Cape Cod Times:

Scott Smith knew he was not crazy.

He was quite certain that a product developed by his Hyannis-based company – an oil-absorbent foam called Opflex – could be useful in cleaning up some of the oil that has been oozing into the Gulf of Mexico for more than a month.

But it took Smith, the founder of Cellect Plastics, dozens of e-mails, a spontaneous trip to Louisiana and a whole lot of persistence to convince BP that he and his product are really quite sane.

“The more people threw it back in my face and told me I was crazy, the more it made me want to go try to prove my point,” Smith said.

And Smith has succeeded in that mission: BP confirms that the company will be buying and using Opflex in its cleanup efforts.

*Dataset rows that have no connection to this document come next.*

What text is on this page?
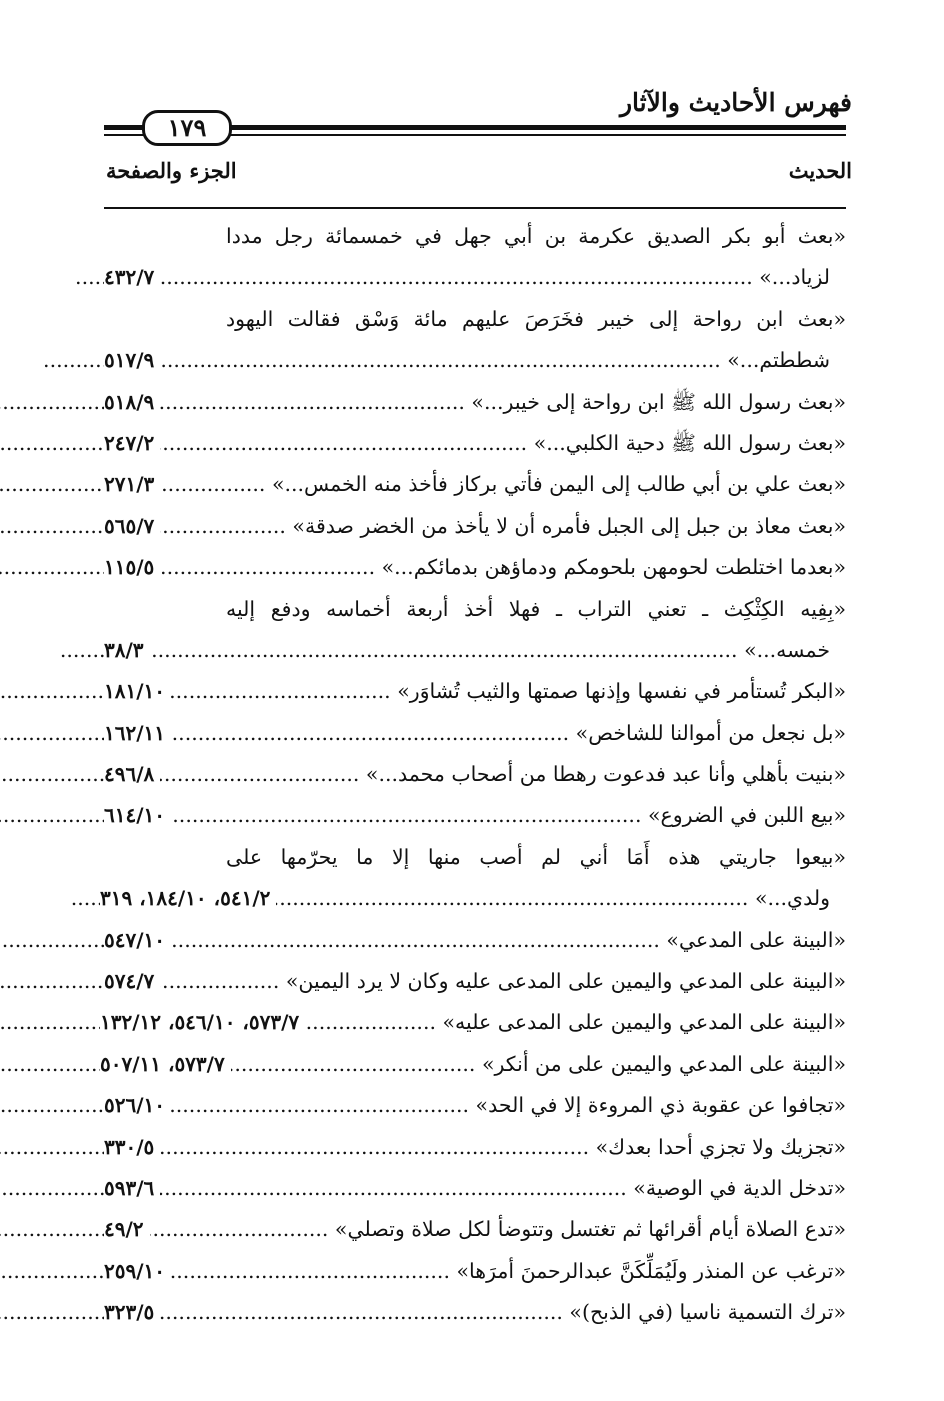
فهرس الأحاديث والآثار
١٧٩
الحديث
الجزء والصفحة
«بعث أبو بكر الصديق عكرمة بن أبي جهل في خمسمائة رجل مددا
لزياد...» .....
٤٣٢/٧
«بعث ابن رواحة إلى خيبر فخَرَصَ عليهم مائة وَسْق فقالت اليهود
شططتم...» .....
٥١٧/٩
«بعث رسول الله ﷺ ابن رواحة إلى خيبر...» .....
٥١٨/٩
«بعث رسول الله ﷺ دحية الكلبي...» .....
٢٤٧/٢
«بعث علي بن أبي طالب إلى اليمن فأتي بركاز فأخذ منه الخمس...» .....
٢٧١/٣
«بعث معاذ بن جبل إلى الجبل فأمره أن لا يأخذ من الخضر صدقة» .....
٥٦٥/٧
«بعدما اختلطت لحومهن بلحومكم ودماؤهن بدمائكم...» .....
١١٥/٥
«بِفِيه الكِثْكِث ـ تعني التراب ـ فهلا أخذ أربعة أخماسه ودفع إليه
خمسه...» .....
٣٨/٣
«البكر تُستأمر في نفسها وإذنها صمتها والثيب تُشاوَر» .....
١٨١/١٠
«بل نجعل من أموالنا للشاخص» .....
١٦٢/١١
«بنيت بأهلي وأنا عبد فدعوت رهطا من أصحاب محمد...» .....
٤٩٦/٨
«بيع اللبن في الضروع» .....
٦١٤/١٠
«بيعوا جاريتي هذه أَمَا أني لم أصب منها إلا ما يحرّمها على
ولدي...» .....
٥٤١/٢، ١٨٤/١٠، ٣١٩
«البينة على المدعي» .....
٥٤٧/١٠
«البينة على المدعي واليمين على المدعى عليه وكان لا يرد اليمين» .....
٥٧٤/٧
«البينة على المدعي واليمين على المدعى عليه» .....
٥٧٣/٧، ٥٤٦/١٠، ١٣٢/١٢
«البينة على المدعي واليمين على من أنكر» .....
٥٧٣/٧، ٥٠٧/١١
«تجافوا عن عقوبة ذي المروءة إلا في الحد» .....
٥٢٦/١٠
«تجزيك ولا تجزي أحدا بعدك» .....
٣٣٠/٥
«تدخل الدية في الوصية» .....
٥٩٣/٦
«تدع الصلاة أيام أقرائها ثم تغتسل وتتوضأ لكل صلاة وتصلي» .....
٤٩/٢
«ترغب عن المنذر ولَيُمَلِّكَنَّ عبدالرحمنَ أمرَها» .....
٢٥٩/١٠
«ترك التسمية ناسيا (في الذبح)» .....
٣٢٣/٥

Smith said he is not able to reveal the value of the contract except to say that it is “significant.”

Now, he said, Cellect is working furiously to fabricate foam to be tested in the field as soon as Tuesday. Initially, the foam will be produced in a size and shape that can be deployed in booms.

It is important, Smith said, that the system for using the foam be one that works for the fisherman who are likely to be doing the work. For example, because the foam can absorb so much oil, Smith wants to make sure that individual sections of Opflex don’t get too heavy to be easily wrung out and redeployed.

To that end, he said, engineers will be out on the boats as the Opflex booms are laid out, so they can make design changes on the fly.

There are also plans to try submerging the foam to see whether it will effectively absorb underwater plumes of oil, Smith said.